Following the 2013 Federal Council signing of the 1988 Convention on Mutual Administrative Assistance in Tax Matters (MAC), the Multilateral Competent Authority Agreement on the Automatic Exchange of Financial Account Information (MCAA) was signed in November 2014. The Federal Assembly approved said Convention in December 2015.

Article 7 of the MAC provides the legal basis for the Swiss tax authorities to spontaneously exchange information under a number of circumstances; mainly covering cases where there is a significant risk of underreporting of tax in another jurisdiction. In April of this year the TAAO was published, which is now subject to a public consultation process.

Purpose of the draft ordinance

By implementing the MAC in national law, Switzerland aims to play its part in the project of the OECD regarding Base Erosion and Profit Shifting (BEPS). In the final BEPS report on action 5 published on 5 October 2015 regarding the countering of harmful tax practices, the OECD proposes a compulsory spontaneous exchange of information on tax rulings relating to preferential tax regimes.

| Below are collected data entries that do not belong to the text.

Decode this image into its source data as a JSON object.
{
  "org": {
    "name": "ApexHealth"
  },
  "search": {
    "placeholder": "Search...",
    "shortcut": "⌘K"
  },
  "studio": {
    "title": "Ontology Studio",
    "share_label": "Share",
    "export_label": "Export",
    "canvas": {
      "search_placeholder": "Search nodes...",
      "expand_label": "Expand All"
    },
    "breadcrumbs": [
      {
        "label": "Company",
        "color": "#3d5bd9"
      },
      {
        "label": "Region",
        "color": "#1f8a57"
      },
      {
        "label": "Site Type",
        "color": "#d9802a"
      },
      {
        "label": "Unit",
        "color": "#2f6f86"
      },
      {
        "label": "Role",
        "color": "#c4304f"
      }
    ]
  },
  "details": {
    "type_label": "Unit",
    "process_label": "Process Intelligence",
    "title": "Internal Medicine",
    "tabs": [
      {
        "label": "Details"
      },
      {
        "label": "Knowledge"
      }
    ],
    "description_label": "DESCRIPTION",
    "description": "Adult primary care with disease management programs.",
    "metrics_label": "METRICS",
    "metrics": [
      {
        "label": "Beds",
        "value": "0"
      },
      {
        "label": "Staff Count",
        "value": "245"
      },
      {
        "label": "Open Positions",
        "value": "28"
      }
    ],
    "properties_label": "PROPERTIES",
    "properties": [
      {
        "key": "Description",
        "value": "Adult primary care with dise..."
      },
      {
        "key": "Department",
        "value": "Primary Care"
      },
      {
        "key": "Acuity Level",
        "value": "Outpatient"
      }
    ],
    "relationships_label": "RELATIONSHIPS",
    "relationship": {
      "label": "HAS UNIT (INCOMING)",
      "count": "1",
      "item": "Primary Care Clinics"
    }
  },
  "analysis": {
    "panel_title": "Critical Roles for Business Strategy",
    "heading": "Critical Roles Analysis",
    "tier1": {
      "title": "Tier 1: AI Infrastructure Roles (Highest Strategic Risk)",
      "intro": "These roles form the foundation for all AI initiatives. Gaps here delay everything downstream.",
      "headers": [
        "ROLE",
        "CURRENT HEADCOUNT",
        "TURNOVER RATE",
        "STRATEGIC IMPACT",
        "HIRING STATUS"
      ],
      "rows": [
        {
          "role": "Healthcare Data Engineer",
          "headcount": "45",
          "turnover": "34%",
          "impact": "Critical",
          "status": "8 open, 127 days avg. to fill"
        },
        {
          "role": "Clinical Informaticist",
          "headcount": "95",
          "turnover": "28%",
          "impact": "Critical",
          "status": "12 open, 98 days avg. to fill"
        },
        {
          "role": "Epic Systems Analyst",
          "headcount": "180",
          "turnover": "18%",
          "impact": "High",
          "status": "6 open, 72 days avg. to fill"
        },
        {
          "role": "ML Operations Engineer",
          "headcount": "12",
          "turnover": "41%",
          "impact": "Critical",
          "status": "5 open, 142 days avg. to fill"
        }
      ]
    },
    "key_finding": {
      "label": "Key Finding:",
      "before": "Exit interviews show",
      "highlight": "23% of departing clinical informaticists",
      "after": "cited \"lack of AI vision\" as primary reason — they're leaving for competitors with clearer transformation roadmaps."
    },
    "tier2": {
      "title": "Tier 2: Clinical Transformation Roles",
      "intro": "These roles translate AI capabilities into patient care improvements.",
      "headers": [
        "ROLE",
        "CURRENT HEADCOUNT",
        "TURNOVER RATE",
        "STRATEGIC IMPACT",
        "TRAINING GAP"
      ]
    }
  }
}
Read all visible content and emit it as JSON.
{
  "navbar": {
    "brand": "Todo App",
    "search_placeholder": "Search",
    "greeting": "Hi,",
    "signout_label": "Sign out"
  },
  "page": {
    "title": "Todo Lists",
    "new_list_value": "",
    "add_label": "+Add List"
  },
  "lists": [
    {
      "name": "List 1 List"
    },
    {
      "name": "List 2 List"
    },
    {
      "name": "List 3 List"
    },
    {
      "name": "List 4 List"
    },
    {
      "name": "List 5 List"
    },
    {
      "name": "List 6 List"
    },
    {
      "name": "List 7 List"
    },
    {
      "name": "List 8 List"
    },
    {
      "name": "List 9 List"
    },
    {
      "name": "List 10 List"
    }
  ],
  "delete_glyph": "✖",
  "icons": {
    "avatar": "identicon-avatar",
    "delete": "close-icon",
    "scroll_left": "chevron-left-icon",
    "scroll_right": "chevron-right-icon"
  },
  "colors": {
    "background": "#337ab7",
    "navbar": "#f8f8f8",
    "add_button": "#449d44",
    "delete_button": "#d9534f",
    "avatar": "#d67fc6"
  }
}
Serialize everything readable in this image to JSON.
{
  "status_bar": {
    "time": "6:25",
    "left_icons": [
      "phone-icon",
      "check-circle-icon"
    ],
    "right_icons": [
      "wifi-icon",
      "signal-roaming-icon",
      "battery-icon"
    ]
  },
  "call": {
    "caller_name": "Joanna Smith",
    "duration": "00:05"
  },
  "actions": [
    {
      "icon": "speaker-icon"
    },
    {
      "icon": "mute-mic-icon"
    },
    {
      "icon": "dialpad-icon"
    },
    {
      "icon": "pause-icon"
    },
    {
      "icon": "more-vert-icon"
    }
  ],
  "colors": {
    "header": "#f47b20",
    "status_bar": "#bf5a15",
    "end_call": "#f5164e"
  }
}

The recently published draft of the Tax Administrative Assistance Ordinance (TAAO) governs situations related to the exchange of the content of Swiss tax rulings, however it remains silent about other potential situations. To what extent other information may be included in the spontaneous information exchange remains open to discussion.

What is a tax ruling?

Under the draft TAAO, the definition of a “tax ruling” is larger than the common usage definition. It covers any confirmation by a competent tax authority – at the request of a tax payer – of a given fact pattern that influences the tax situation of the taxpayer, that can be considered binding on said tax authority, insofar as the taxpayer is entitled to rely on it for the purpose of assessment of taxes. The confirmation can take the form of a letter, an email or even a verbal confirmation.

Which rulings?

Inspired by BEPS action 5 providing for automatic information exchange rather than Art. 7 of MAC, which would be its actual legal basis (this is of importance because the MAC imposes tougher requirements to trigger information exchange), the draft ordinance covers the following types of tax rulings:

  • rulings confirming the application of a preferential tax regime
  • unilateral advance pricing agreements or other TP rulings
  • downward adjustment of taxable profit rulings
  • permanent establishment rulings
  • conduit rulings.

Only tax rulings issued on or after 1 January 2010 that are still valid on 1 January 2018 (possibly 1 January 2017 in relation to some countries) will be subject to the ordinance. The information exchange applies even to tax rulings never implemented in practice by taxpayers.  Agreements reached as a result of a tax audit are however excluded by TAAO as long as they relate to past tax periods subject to audit.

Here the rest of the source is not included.